2008 sera « l’année de l’UE » en Turquie [FR]
2008 sera « l’année de l’UE » en Turquie, a déclaré Ali Babacan, le ministre des Affaires étrangères du pays et négociateur en chef pour les négociations d'adhésion à l'UE, suite aux récentes critiques portant sur les interruptions perçues dans la progression du pays vers l’adhésion à l’Union. D'après une enquête d'EURACTIV Turquie.
2008 sera « l’année de l’UE » en Turquie, a déclaré Ali Babacan, le ministre des Affaires étrangères du pays et négociateur en chef pour les négociations d’adhésion à l’UE, suite aux récentes critiques portant sur les interruptions perçues dans la progression du pays vers l’adhésion à l’Union. D’après une enquête d’EURACTIV Turquie.

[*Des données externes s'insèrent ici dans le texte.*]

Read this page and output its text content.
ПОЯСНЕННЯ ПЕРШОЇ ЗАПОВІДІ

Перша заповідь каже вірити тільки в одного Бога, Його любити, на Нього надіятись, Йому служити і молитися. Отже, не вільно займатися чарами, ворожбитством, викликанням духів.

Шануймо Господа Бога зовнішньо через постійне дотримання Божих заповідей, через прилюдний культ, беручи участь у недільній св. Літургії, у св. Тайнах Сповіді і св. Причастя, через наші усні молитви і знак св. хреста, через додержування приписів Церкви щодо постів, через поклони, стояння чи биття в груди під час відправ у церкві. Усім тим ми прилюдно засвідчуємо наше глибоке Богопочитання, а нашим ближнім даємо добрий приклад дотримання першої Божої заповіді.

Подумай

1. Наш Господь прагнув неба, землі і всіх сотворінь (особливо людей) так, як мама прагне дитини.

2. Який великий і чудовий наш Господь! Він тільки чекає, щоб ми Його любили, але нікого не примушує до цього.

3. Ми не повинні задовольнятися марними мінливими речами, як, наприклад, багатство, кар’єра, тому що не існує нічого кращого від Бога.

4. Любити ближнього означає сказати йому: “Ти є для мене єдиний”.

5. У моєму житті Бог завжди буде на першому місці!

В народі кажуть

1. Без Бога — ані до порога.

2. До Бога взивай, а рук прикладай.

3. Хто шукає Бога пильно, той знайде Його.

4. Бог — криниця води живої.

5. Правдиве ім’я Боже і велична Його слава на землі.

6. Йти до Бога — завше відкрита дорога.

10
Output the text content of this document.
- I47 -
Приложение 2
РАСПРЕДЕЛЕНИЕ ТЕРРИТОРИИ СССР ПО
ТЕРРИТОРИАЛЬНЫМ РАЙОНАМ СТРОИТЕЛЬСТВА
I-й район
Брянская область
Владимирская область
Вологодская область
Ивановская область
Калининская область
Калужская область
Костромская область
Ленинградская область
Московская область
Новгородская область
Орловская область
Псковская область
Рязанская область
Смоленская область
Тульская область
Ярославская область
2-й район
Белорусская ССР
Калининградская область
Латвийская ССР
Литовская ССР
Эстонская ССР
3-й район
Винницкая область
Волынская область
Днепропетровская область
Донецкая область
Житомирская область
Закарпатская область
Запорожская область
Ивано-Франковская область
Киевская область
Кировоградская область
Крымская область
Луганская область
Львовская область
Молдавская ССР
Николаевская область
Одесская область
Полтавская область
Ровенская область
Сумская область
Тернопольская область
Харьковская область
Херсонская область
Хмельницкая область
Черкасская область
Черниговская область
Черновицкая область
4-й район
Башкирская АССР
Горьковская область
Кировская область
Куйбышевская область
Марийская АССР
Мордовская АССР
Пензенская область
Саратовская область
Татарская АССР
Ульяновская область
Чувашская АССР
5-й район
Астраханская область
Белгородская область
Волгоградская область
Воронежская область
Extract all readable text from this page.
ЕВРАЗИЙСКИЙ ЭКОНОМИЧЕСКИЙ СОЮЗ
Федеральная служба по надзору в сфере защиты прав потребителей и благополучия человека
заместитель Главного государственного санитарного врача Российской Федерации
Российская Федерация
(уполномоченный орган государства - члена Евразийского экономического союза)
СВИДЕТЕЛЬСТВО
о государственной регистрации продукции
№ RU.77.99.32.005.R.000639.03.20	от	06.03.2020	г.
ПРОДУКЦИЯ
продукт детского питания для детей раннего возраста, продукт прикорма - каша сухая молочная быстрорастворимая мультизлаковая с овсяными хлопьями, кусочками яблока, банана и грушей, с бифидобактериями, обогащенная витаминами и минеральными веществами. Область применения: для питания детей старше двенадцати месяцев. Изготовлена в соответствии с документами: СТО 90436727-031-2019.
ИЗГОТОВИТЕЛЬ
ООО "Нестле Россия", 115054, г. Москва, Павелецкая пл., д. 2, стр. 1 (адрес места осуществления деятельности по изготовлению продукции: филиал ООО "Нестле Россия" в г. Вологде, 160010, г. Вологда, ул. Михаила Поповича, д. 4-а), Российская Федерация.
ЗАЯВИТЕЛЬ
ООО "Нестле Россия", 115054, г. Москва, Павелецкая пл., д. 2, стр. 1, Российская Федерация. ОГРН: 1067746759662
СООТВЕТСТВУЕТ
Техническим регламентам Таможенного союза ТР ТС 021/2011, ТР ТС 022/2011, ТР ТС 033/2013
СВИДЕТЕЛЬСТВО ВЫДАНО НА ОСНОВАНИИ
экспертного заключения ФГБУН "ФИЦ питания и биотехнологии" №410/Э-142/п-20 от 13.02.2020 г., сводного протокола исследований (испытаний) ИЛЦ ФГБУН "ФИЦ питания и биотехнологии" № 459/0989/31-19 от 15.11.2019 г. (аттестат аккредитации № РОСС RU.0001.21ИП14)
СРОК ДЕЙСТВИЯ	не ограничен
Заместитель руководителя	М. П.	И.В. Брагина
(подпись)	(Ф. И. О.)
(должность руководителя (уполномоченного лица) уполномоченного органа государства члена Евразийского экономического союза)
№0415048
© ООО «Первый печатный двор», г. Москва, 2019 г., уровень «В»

Rappelant l’impact négatif des élections de 2007 sur les réformes nécessaires pour l’adhésion à l’UE, M. Babacan a déclaré au magazine Kriter que le gouvernement chercherait à relancer la candidature de la Turquie à l’UE cette année. Décrivant 2007 comme une année perdue, durant laquelle la démocratie turque a été confrontée à un test difficile et le Parlement a été longtemps inactif, le ministre a saisi l’occasion de cet entretien pour présenter les objectifs de la stratégie de son pays vers l’adhésion à l’UE en 2008.
Les élections étaient un examen que la Turquie a réussi et qui ont permis l’arrivée d’un nouveau président, d’un nouveau Parlement et d’un nouveau gouvernement, a déclaré le ministre, soulignant que l’infrastructure turque est prête à continuer avec une nouvelle vague de réformes. M. Babacan a ajouté que son gouvernement s’était réuni 229 fois pour discuter des procédures européennes depuis septembre et avait envoyé 17 délégations à Bruxelles au cours des cinq derniers mois.
D’après le ministre, l’objectif de la Turquie est de remplir les critères d’ouverture de neuf chapitres en 2008, puis huit chapitres supplémentaires dès que la question chypriote aura été réglée. En outre, le pays révise l’ensemble de sa constitution, à l’exception d’un ou deux articles du code pénal, a expliqué M. Babacan au magazine, ajoutant que tous les pays européens suivaient cette réforme de près et que les Européens étaient très intéressés par le projet de constitution.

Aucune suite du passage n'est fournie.